Meadowdale High School senior Peris Thomas wants state leaders to pass a law allowing all public school students to use public transportation without needing to pay or get a pass.
“Why can’t the students get on for free because you took away their only form of free transportation?” she asked.
On Wednesday morning in Columbus, she and about 30 Meadowdale high schoolers met with legislative aides in the Ohio's Capitol.
The senior and others said a big problem is the lack of school buses for Dayton Public School’s high schoolers.
Currently, many students use the Greater Dayton RTA, Montgomery County's public transit, to get to and from school. They get a bus pass at the end of the school day.
The group told legislative aides stories of schools running out of bus passes so students had to figure out a way home.
Thomas rides the city’s buses and says the biggest challenge is the RTA schedule.
"With the weather that's going on, there are people who have very bad health conditions at our school who can't be outside for an amount of time waiting for that bus," Thomas said. "The bus runs on their schedule, not the students' schedule. There are students who have to go to work. Students who have to help be caregivers to their family members who are ill.”
The state’s school funding plan addresses the need for more busing, said Dakota Bidgood, aide for State Rep. Phillip Robinson, who is on the Primary and Secondary Education Committee. However, he said state budget changes are stalling this effort.

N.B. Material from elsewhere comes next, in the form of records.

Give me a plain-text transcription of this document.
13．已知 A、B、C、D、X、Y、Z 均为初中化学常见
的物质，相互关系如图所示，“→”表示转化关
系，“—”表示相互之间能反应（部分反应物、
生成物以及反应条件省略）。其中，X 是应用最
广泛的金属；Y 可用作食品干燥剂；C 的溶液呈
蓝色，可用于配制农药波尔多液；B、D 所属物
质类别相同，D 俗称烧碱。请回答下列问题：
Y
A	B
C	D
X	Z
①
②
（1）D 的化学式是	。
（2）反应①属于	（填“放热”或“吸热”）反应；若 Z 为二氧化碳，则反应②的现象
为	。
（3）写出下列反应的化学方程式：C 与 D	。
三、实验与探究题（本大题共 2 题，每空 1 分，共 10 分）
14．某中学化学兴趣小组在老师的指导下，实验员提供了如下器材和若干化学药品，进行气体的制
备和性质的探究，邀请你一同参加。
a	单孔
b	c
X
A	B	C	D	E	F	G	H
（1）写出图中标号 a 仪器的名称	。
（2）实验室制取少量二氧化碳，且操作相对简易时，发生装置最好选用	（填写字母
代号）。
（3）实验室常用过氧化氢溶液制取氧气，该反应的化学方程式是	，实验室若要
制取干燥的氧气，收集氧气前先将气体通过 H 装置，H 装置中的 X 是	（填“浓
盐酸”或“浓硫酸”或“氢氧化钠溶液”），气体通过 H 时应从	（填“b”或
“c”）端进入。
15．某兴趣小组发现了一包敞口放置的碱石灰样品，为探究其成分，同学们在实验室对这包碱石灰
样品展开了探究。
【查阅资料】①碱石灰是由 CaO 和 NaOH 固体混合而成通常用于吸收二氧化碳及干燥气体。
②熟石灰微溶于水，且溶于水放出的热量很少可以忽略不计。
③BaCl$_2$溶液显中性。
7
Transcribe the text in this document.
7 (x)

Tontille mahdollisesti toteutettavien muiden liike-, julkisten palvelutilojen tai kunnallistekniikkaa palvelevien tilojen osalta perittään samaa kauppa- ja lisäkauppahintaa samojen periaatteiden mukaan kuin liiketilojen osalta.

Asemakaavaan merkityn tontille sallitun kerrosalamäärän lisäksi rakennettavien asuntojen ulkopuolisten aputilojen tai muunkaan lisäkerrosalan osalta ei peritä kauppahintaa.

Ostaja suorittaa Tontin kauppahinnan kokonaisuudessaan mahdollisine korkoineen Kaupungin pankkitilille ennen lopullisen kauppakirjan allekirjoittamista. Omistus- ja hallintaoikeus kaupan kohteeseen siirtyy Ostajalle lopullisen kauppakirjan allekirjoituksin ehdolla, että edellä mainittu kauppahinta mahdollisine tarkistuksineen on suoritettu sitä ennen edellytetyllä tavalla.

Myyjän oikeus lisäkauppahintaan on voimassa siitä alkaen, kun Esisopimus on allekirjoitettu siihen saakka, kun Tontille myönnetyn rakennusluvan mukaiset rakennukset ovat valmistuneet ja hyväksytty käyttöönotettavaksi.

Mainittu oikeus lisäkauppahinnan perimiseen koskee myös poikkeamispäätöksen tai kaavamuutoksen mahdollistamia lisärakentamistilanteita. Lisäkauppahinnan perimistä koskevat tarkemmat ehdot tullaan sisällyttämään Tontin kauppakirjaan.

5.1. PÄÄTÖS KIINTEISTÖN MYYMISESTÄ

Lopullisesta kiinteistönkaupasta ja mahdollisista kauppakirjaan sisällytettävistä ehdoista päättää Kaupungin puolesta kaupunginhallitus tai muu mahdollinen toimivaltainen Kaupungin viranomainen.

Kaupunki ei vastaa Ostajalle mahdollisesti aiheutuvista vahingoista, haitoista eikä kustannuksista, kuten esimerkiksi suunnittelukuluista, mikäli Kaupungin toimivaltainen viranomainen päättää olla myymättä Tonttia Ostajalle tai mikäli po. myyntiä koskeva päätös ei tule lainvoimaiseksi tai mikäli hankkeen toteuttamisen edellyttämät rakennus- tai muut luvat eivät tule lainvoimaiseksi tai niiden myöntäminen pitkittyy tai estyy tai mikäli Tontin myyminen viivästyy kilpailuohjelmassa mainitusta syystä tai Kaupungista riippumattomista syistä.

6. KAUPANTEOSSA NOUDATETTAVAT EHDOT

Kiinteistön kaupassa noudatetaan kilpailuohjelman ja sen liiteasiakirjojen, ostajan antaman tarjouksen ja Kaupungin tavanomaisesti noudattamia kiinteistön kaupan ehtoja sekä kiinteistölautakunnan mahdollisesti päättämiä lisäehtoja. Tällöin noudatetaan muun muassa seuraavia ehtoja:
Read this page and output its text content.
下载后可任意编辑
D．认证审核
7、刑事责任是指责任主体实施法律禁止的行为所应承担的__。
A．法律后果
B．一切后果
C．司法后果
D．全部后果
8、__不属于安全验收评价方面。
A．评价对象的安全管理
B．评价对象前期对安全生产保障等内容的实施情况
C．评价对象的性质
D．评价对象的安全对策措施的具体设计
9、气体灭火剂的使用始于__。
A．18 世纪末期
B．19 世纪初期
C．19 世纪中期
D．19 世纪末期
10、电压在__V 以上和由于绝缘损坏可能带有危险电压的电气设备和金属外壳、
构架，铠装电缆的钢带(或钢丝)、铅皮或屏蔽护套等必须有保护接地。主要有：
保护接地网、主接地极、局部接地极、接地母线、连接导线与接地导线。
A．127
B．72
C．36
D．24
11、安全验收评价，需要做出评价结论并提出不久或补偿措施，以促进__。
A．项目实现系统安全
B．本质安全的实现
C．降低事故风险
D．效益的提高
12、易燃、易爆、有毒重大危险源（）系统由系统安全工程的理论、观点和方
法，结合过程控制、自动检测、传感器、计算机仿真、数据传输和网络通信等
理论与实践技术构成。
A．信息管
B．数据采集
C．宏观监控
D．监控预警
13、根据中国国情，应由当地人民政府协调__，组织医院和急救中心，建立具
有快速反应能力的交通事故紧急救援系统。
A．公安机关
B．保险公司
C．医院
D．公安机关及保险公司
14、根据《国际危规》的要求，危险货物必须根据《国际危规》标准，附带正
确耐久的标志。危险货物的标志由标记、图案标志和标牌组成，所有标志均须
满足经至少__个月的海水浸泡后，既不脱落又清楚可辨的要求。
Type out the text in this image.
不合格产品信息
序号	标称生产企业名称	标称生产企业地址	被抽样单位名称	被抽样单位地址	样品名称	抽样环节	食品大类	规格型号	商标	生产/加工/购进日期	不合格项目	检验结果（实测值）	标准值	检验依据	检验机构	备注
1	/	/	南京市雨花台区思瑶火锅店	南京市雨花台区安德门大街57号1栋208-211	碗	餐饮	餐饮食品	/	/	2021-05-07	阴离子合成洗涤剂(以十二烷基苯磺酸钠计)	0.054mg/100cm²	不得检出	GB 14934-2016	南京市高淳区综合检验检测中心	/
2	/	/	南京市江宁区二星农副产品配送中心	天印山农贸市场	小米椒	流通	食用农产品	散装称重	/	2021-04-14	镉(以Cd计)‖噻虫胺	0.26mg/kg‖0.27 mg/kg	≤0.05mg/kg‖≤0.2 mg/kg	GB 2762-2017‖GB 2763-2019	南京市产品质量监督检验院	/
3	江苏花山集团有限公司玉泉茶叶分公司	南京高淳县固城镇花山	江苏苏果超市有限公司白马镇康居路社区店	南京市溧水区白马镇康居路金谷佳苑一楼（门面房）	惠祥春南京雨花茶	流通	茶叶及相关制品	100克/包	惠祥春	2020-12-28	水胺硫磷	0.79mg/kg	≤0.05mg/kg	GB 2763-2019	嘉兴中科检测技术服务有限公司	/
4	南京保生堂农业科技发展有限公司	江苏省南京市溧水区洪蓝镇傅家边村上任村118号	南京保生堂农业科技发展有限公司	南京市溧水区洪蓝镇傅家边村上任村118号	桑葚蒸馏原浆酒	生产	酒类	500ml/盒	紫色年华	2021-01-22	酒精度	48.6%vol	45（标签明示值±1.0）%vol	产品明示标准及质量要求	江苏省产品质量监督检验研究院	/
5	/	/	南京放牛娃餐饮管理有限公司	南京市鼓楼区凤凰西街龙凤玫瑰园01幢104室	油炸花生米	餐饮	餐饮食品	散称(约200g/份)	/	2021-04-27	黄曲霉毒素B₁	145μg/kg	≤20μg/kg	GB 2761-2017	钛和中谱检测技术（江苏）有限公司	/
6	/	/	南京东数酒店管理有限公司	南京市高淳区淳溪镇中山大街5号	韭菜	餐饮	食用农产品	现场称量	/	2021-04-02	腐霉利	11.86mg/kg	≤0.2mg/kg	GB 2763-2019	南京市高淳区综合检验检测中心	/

"Public school districts have to do more to accommodate community and charter, community and charter schools and private schools in terms of transportation, which, as you've sort of articulated, has partially led to your problem," Bidgood said. "This is something that needs to be addressed. There's just a lot of people that don't understand that there's just some school districts that don't have buses."
The group also spoke with State Rep. Willis Blackshear Jr. and told him about the need for expanded mental health, music and arts programs.